Bu benimdi, artık değil. Ama hikayesi benimle.
Bunu söyleyebilmek gerekiyor. Çünkü giden bir şey, gerçekten gitmiyor. Kalıyor. Duygusu kalıyor, hissi kalıyor, anısı kalıyor. Bu da bu kadar geçici şeyin içinde, beni çok iyi hissettiriyor.
Lambamı, eşyaları, ağırlığı, bırakabilmeyi bana düşündüren olay neydi? 8 Ocak Pazartesi günü kişisel-sergi açılışı için gittiğim Merdiven Art Space’te, saat 11:30 sularında Berk Kır’ın ağzından çıkan kelimelerdi aslında.
Berk’in “Dışarıda Yakınlık” adlı sergisi, “ bedenin duyulur dünyanın nesneleriyle girdiği teması görmek, işitmek ve dokunmak üzerinden izleyicinin deneyimine sokuyor.” Buradaki fotoğraf dizisinde kentteki buluntu nesnelerle poz veren bedenler görüyoruz.
Basın etkinliğinde, sokakta bulduğu nesneleri kimi zaman aldığını ve anlamlandırdıktan sonra da tekrar sokakta bulduğu yere koyduğundan bahsetti. Berk’le 2021 yılında yaptığımız Alıp Başını Gidenler röportajında da söylediği şu cümlelerini hatırladım:
“İnsanları hayatlarındaki nesnelerin rollerini düşünmeye sevk etmek istiyorum. Bunların üzerine düşünüldüğünde, cevabı kendinize verdiğinizde, eskisi gibi olamayacaksınız.”
Gerçekten olamayacağız.
Berk’in sergisi 5-31 Ocak tarihleri arasında Merdiven Art Space’de. Ziyaret etmenizi şiddetle tavsiye ediyorum.
Evet! Uzun süredir başlatmak istediğim, algıları kırmaya odaklanan serimizi tanıtmak için çok heyecanlıyım. Siz Bir De Bize Sorun! Her ay ana akım medyada gençlik üzerine çıkan bir yazıyı, alıyoruz, üstüne araştırıyoruz, röportajlar yapıyoruz ve bakıyoruz. Bu yazı gerçekten gençleri ve ihtiyaçlarını, karın ağrılarını doğru yansıtıyor mu?
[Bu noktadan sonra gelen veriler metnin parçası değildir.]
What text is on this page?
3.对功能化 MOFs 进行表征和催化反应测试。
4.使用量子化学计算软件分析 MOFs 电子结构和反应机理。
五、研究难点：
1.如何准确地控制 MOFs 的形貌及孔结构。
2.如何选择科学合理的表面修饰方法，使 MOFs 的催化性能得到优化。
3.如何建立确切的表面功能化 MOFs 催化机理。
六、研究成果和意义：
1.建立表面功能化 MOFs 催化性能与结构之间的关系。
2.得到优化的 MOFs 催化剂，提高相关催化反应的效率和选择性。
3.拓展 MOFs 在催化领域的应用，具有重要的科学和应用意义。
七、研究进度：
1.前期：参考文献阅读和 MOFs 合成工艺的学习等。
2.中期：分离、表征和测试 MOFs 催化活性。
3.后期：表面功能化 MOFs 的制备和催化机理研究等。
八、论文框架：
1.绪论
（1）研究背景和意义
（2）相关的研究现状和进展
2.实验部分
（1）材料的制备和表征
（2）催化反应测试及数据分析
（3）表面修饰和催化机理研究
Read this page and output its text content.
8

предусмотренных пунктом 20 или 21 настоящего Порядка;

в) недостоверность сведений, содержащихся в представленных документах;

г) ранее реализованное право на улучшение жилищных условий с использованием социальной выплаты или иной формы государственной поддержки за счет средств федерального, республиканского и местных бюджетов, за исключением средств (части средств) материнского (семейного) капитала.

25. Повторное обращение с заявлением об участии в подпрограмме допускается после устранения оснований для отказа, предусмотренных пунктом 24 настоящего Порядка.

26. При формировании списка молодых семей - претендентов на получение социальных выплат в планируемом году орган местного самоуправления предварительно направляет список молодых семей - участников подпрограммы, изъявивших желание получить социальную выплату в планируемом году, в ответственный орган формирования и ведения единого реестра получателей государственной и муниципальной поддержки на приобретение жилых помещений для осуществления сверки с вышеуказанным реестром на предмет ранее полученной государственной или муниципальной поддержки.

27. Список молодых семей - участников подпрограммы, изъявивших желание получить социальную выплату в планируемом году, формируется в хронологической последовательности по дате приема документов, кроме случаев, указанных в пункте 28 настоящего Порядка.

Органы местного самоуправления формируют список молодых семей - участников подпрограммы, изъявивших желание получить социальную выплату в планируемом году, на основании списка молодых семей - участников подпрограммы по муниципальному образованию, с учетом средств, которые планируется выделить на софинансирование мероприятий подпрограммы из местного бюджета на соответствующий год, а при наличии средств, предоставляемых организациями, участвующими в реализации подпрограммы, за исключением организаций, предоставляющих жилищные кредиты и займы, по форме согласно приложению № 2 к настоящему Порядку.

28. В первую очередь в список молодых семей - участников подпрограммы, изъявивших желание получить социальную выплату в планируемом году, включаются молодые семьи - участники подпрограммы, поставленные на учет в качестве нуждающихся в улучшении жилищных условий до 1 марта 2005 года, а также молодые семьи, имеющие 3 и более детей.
Yurt dışından ya da yurt içinden incelememizi istediğiniz haberleri 20likbulten@gmail.com adresine atabilirsiniz.
Sevgiyle!
👛 Bu hafta eşyalar ve anlamları üzerine düşündük.
💅Haftaya soframıza yeni katılan bir Alıp Başını Gidenimiz var. Tahminleri alalım. İpucu ad ve soyadının ilk harfleri: SB.
💌Çevrimiçi rakı soframız olan 20'liğin Instagram hesabını buradan takip edebilirsiniz. Artık TikTok’umuz da var, bekleriz.
💬Bu sayımızla ilgili yorumlarınızı, düşüncelerinizi bekliyoruz! Aşağıda buluşalım.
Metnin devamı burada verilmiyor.